Xuyan Ma, Xiaofei Xie, Yawen Wang et al.

Agentic systems consisting of multiple LLM-driven agents coordinating through tools and structured interactions, are increasingly deployed for complex reasoning and problem-solving tasks. At the same time, emerging low-code and template-based agent development platforms (e.g., Dify) enable users to rapidly build and orchestrate agentic systems, which we refer to as platform-orchestrated agentic systems. However, these systems are also fragile and it remains unclear how to systematically identify their potential failure root cause. This paper presents a study of root cause identification of these platform-orchestrated agentic systems. To support this initiative, we construct a dataset AgentFail containing 307 failure logs from ten agentic systems, each with fine-grained annotations linking failures to their root causes.

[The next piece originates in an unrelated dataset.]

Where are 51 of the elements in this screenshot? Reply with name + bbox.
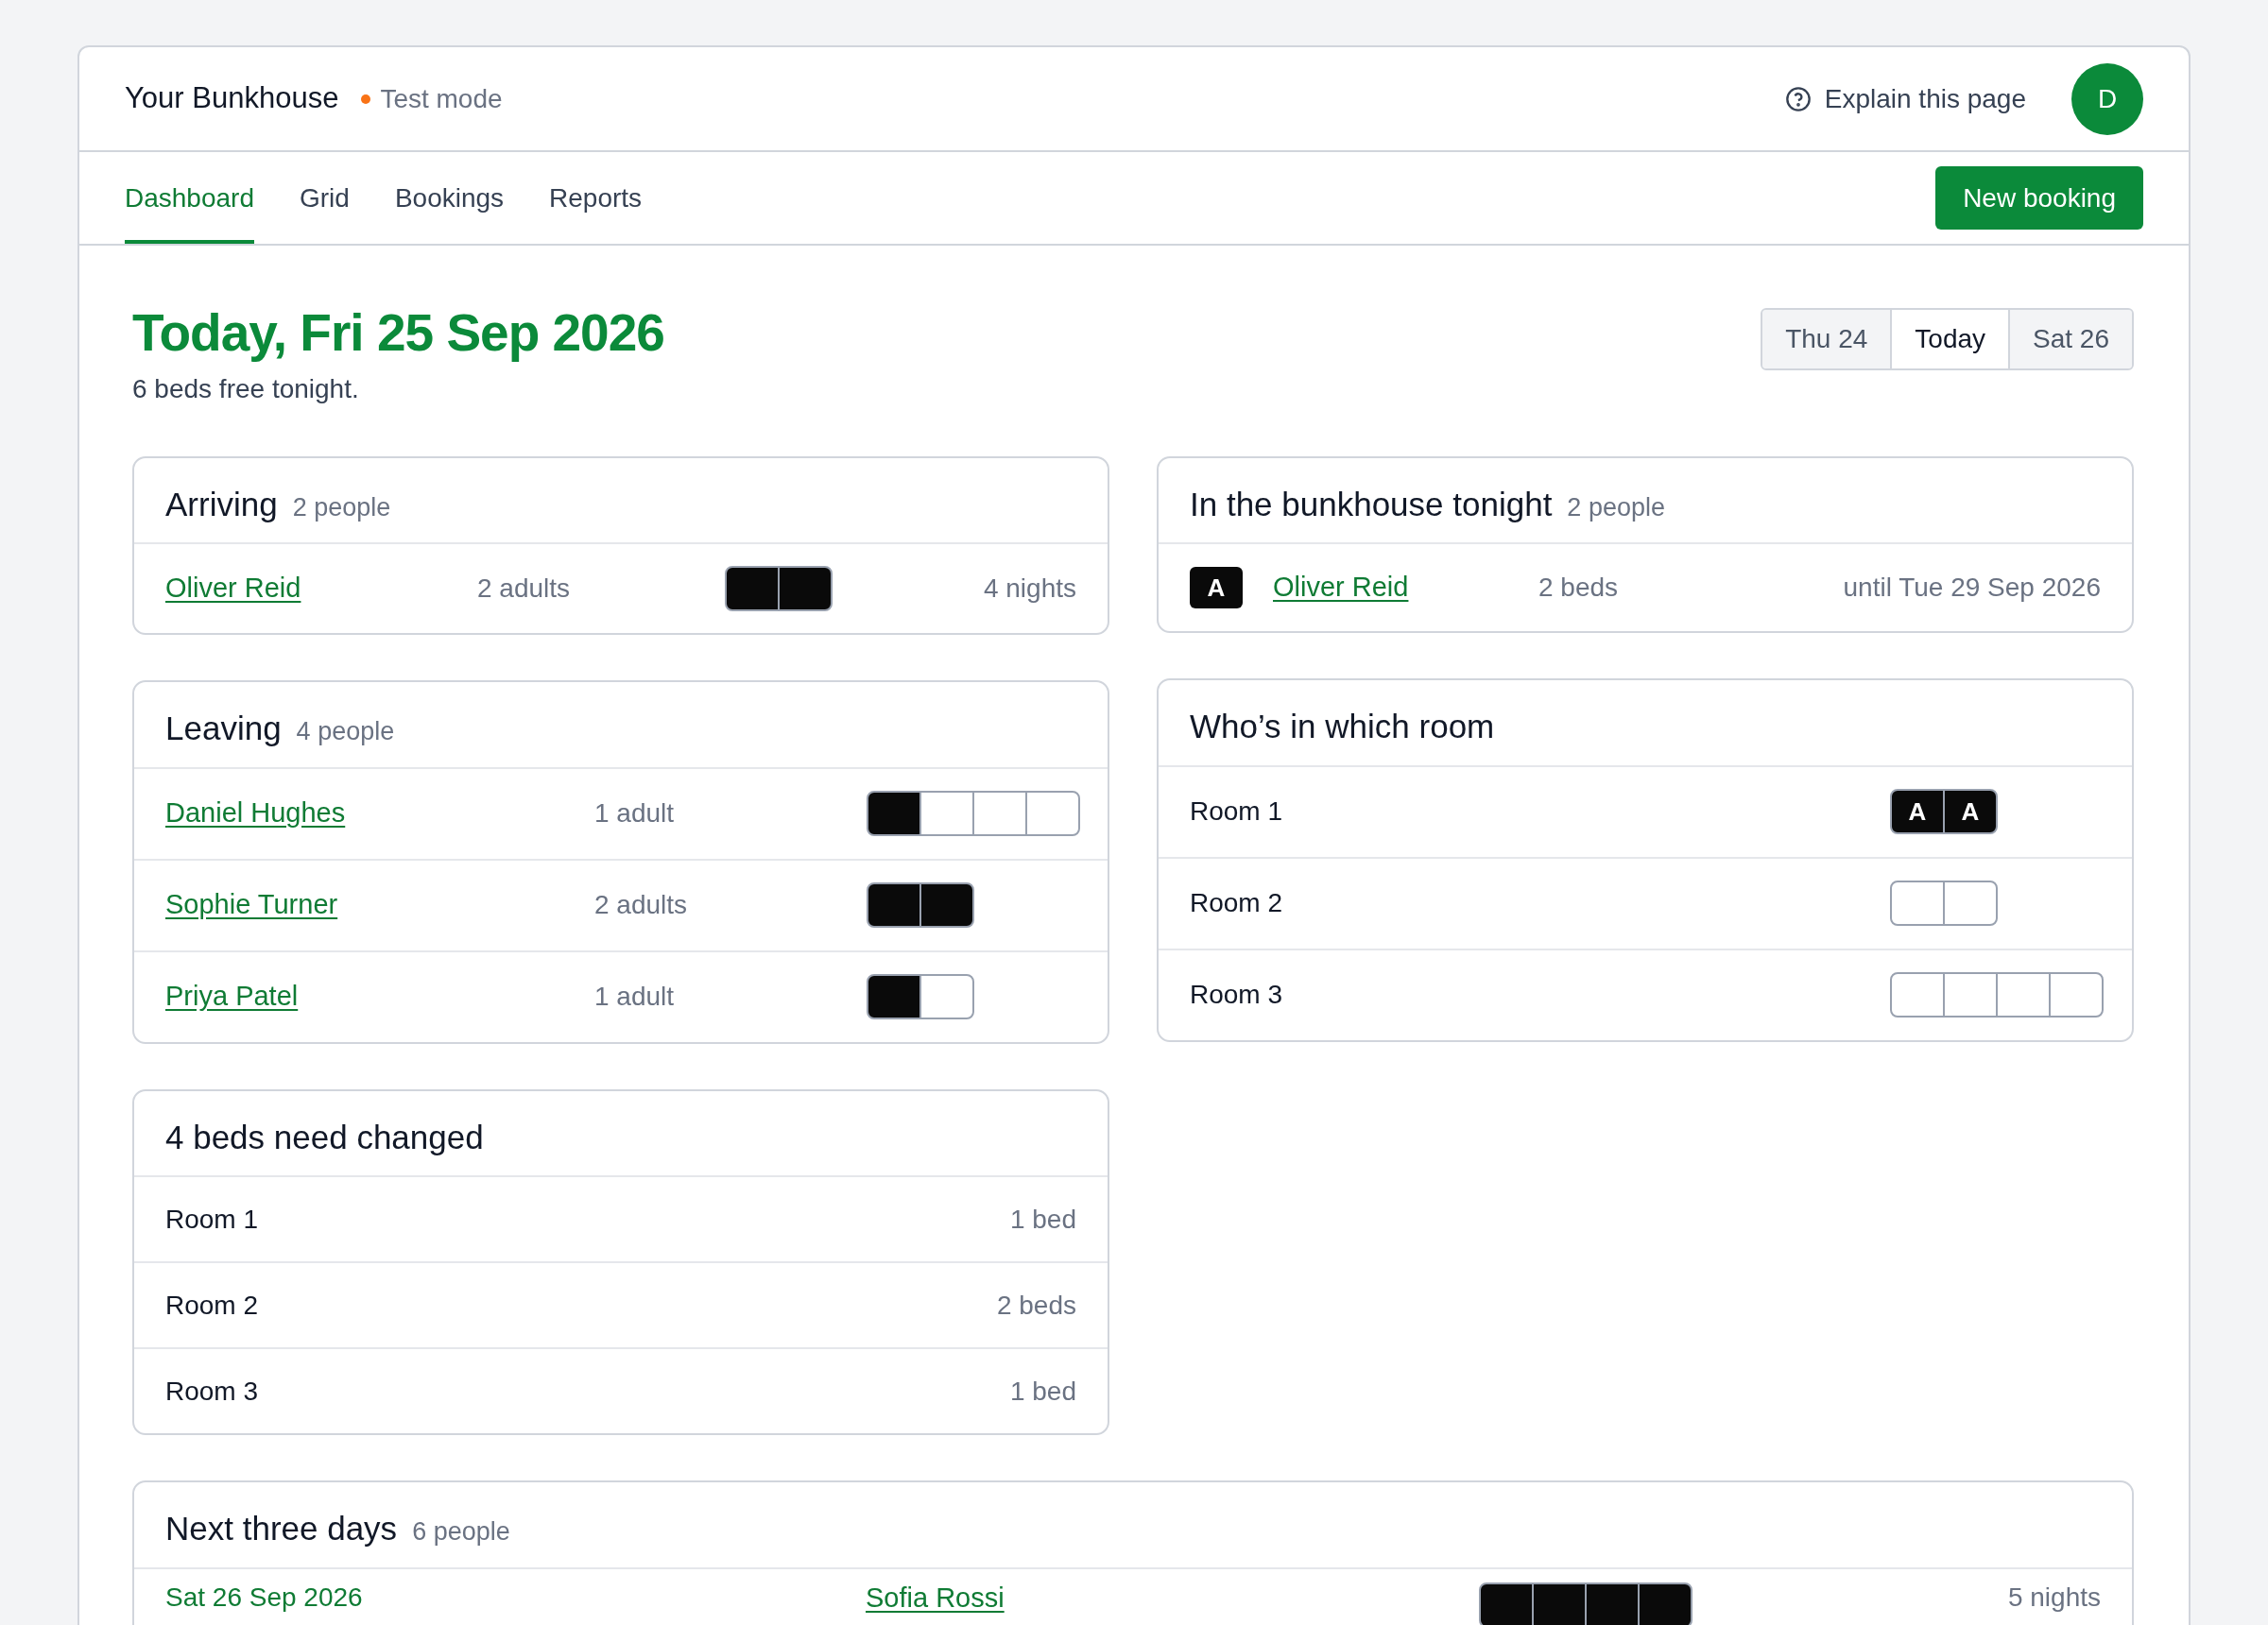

We additionally utilize counterfactual reasoning-based repair strategy to ensure the reliability of the annotation. Building on the dataset, we develop a taxonomy that characterizes failure root causes and analyze their distribution across different platforms and task domains. Furthermore, we introduce a benchmark that leverages LLMs for automatically identifying root causes, in which we also utilize the proposed taxonomy as guidance for LLMs. Results show that the taxonomy can largely improve the performance, thereby confirming its utility. Nevertheless, the accuracy of root cause identification reaches at most 33.6%, which indicates that this task still remains challenging. In light of these results, we also provide actionable guidelines for building such agentic systems. In summary, this paper provides a reliable dataset of failure root cause for platform-orchestrated agentic systems, corresponding taxonomy and benchmark, which serves as a foundation for advancing the development of more reliable agentic systems.